I would always take money out of my bank on a Saturday morning. However, one Saturday I was one minute late and it was closed,” he told the London Guardian in 2007. “That night I started thinking there must be a better way to get cash when I wanted it.
The innovative thought of a workable cash vending machine struck him while taking a bath! He modeled his dream machine on a chocolate vending machine which dispenses bar chocolates when money is put. After two years his idea took shape when the first ATM devised by him was installed at a branch of Barclays in a north London suburb on June 27, 1967. As plastic bank cards had not been invented then, special chemically coded checks were used in this machine. Customers needed to place the checks in a drawer and on entering a personal identification number, a 10 Pound note would come out of a second drawer.
It is interesting to note that though Mr. Shepherd-Barron had originally planned to have a six digit personal identification number, it was cut short to 4 digit after his wife, Caroline, complained that she was finding it difficult to remember six digits.
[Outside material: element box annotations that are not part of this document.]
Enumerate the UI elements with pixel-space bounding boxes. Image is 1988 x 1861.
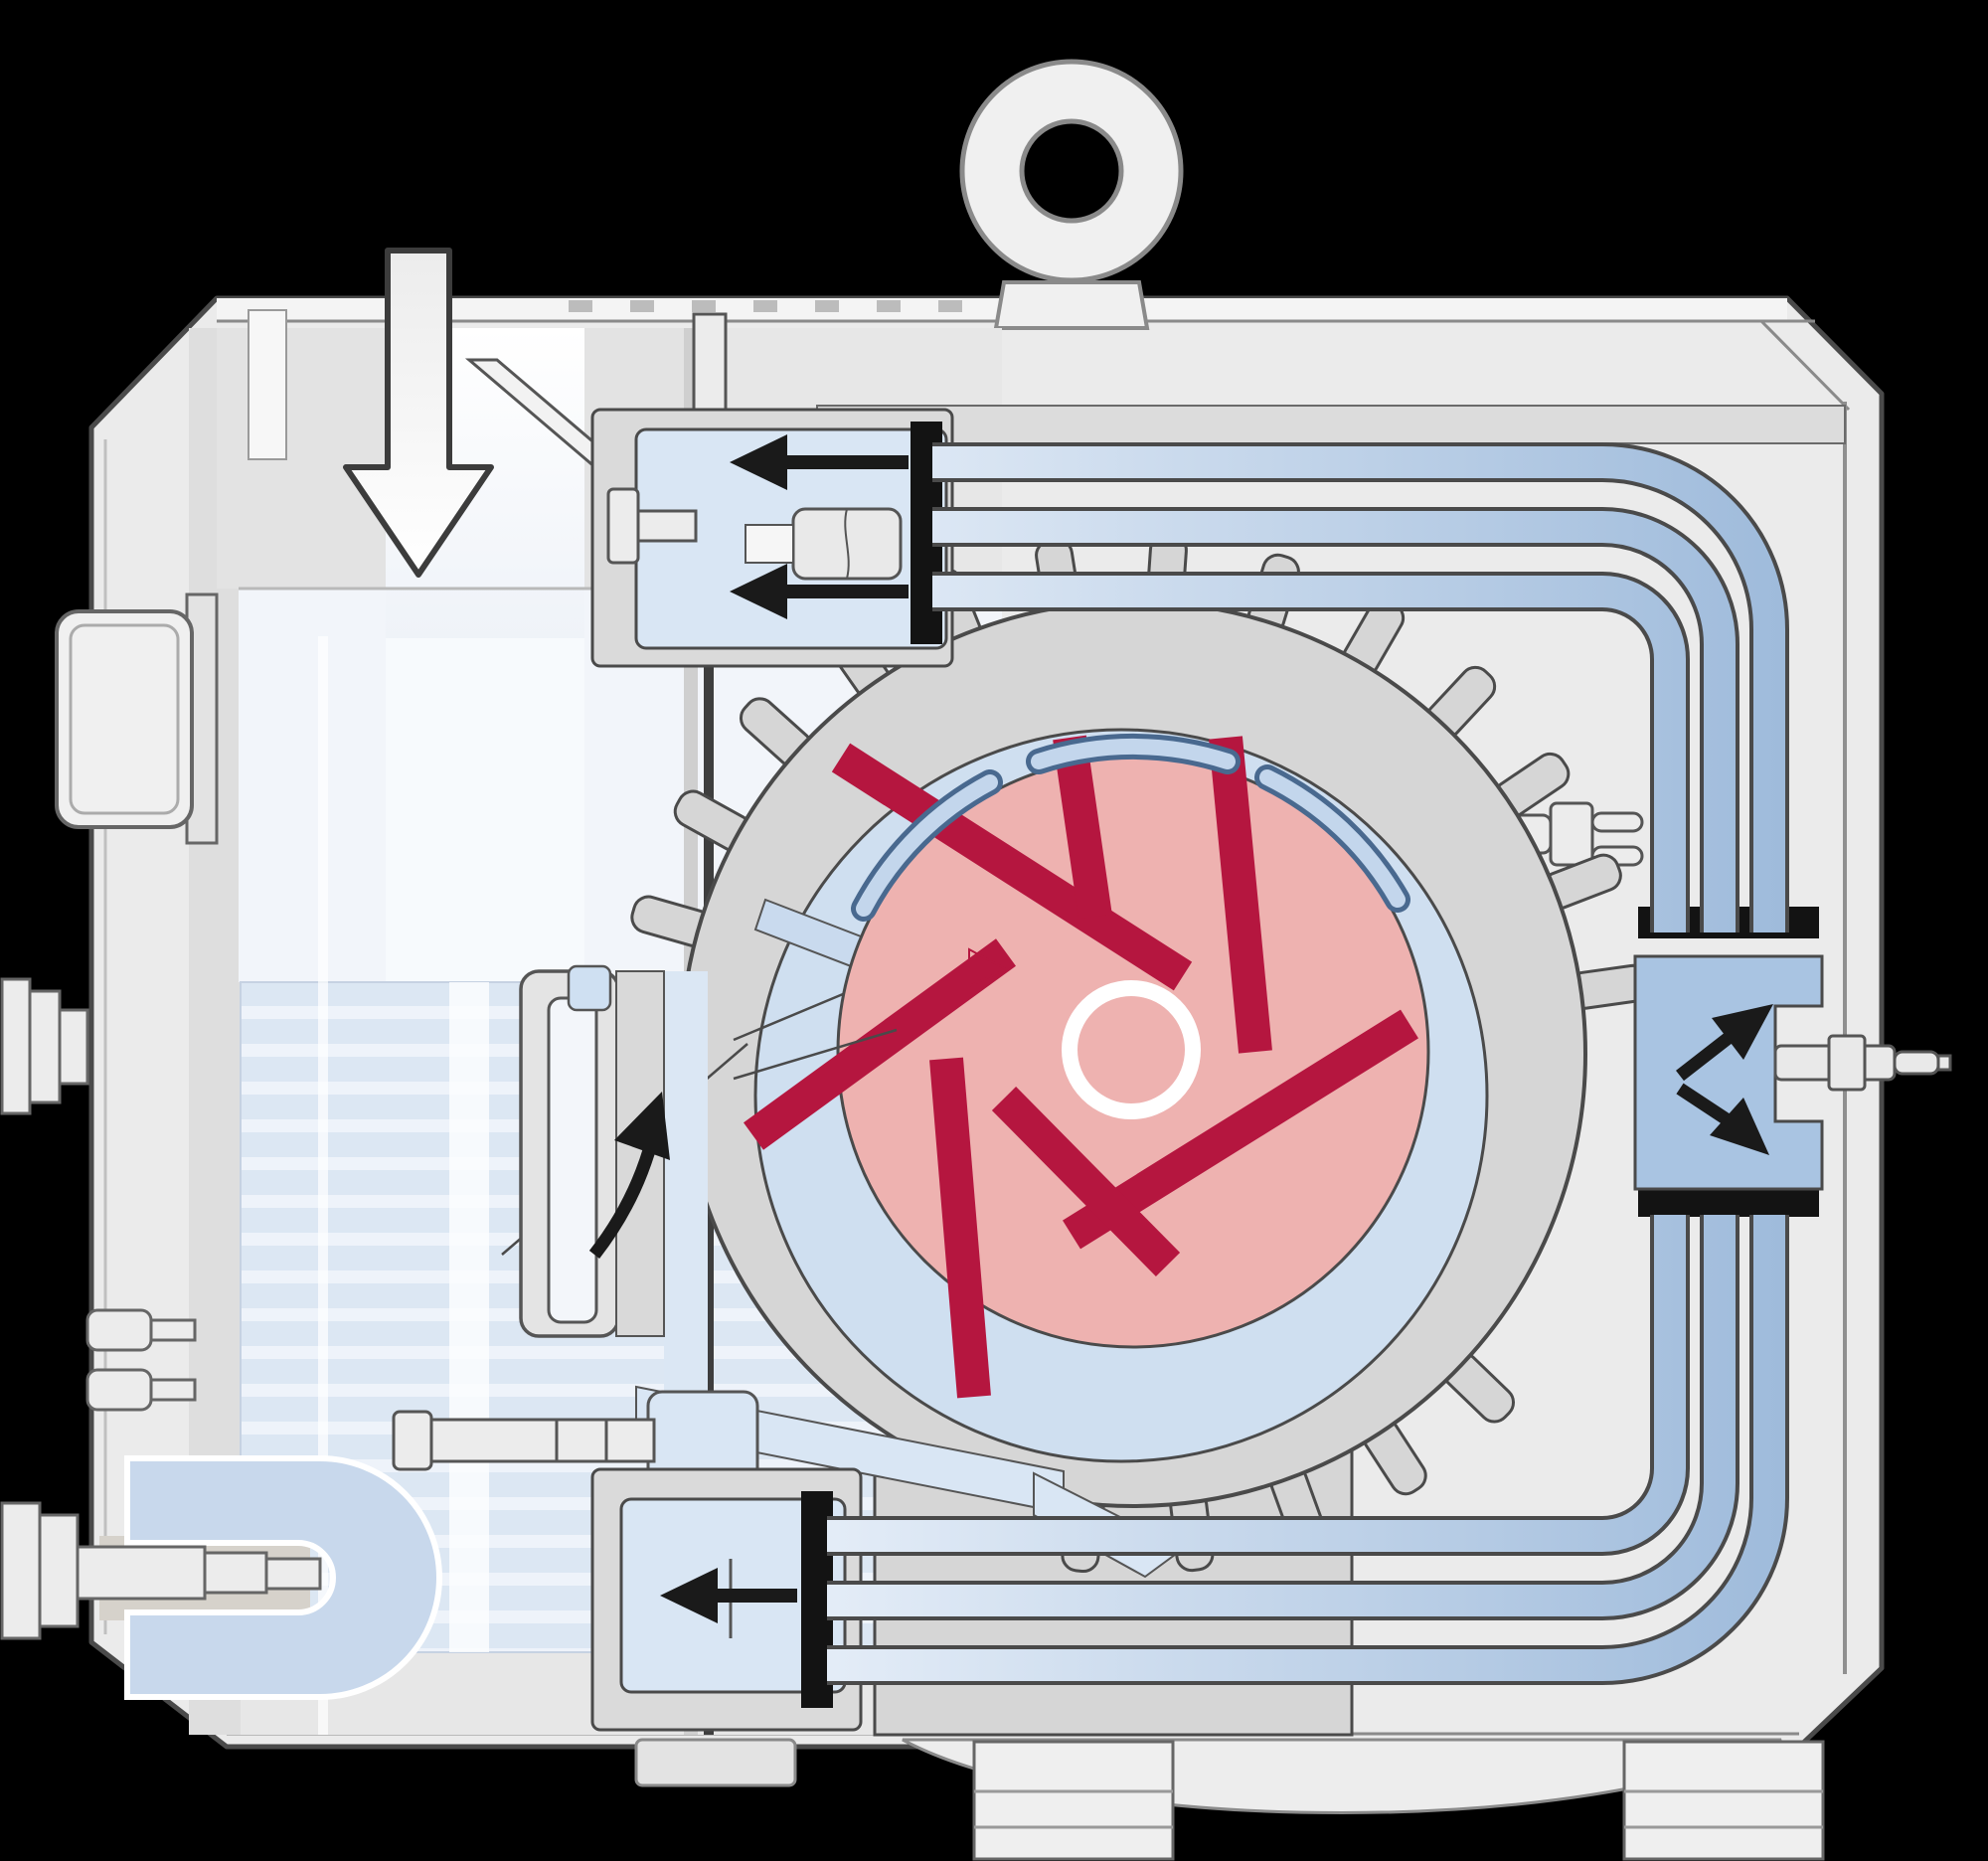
eye-ring-hole xyxy=(1019,118,1124,224)
u-channel xyxy=(124,1455,442,1700)
rotor-vane xyxy=(991,1087,1181,1276)
eye-base xyxy=(993,280,1150,330)
front-plate-assembly xyxy=(392,964,759,1541)
vane-tip-pockets xyxy=(851,733,1410,922)
junction-box xyxy=(55,592,219,845)
valve-piston-stem xyxy=(745,524,794,564)
rotor-vane xyxy=(1053,735,1112,920)
inlet-valve-arrow-lower xyxy=(730,564,909,619)
exhaust-arrow-upper xyxy=(1676,1004,1773,1082)
top-valve xyxy=(590,408,954,668)
left-fasteners xyxy=(0,592,322,1640)
base-group xyxy=(634,1738,1825,1861)
rotor-vane xyxy=(1063,1009,1418,1250)
bottom-valve xyxy=(590,1467,863,1732)
top-left-notch xyxy=(248,309,287,460)
corner-bevel-line xyxy=(1759,319,1851,412)
plate-gray-band xyxy=(615,970,665,1337)
plate-blue-cap xyxy=(567,964,612,1012)
inlet-duct-lower xyxy=(386,638,584,982)
rotor-vane xyxy=(1209,736,1272,1054)
side-pins xyxy=(85,1308,197,1412)
transfer-arrow xyxy=(588,1092,670,1260)
rotor-vanes xyxy=(743,735,1418,1399)
foot-right xyxy=(1622,1740,1825,1861)
housing-seam xyxy=(318,636,328,1735)
exhaust-arrow-lower xyxy=(1676,1083,1769,1155)
piston-split-line xyxy=(844,508,850,580)
top-valve-left-bolt xyxy=(606,487,698,565)
foot-left xyxy=(972,1740,1175,1861)
lifting-eye xyxy=(959,59,1184,330)
inlet-valve-arrow-upper xyxy=(730,434,909,490)
rotor-vane xyxy=(743,938,1017,1150)
hex-bolt-upper xyxy=(0,977,89,1115)
pressure-relief-fitting xyxy=(1773,1034,1952,1092)
upper-shelf xyxy=(816,405,1846,444)
pump-chamber-group xyxy=(501,728,1489,1463)
valve-plate-inner xyxy=(547,996,598,1324)
inlet-arrow xyxy=(343,248,494,578)
plate-bolt xyxy=(392,1410,656,1471)
exhaust-manifold xyxy=(1633,954,1952,1191)
hex-bolt-lower xyxy=(0,1501,322,1640)
manifold-block xyxy=(1633,954,1824,1191)
transfer-channel xyxy=(664,971,708,1422)
rotor-vane xyxy=(929,1057,991,1399)
vane-edge-mark xyxy=(968,947,1009,988)
rotor-vane xyxy=(831,743,1193,991)
shaft-ring xyxy=(1062,980,1201,1119)
top-left-block xyxy=(217,328,386,589)
return-valve-arrow xyxy=(660,1568,797,1623)
duct-seam xyxy=(449,982,489,1652)
bottom-tab xyxy=(634,1738,797,1787)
According to the London Daily Telegraph, Mr. Shepherd-Barron did not patent his system and did not profited from his path breaking invention. However in the year 2004, he was awarded an Officer of the Order of the British Empire decoration for his services to banking. At present there are over 1.7 million ATMs around the world, which has made banking services a lot more simpler and enjoyable to millions of customers all over the world.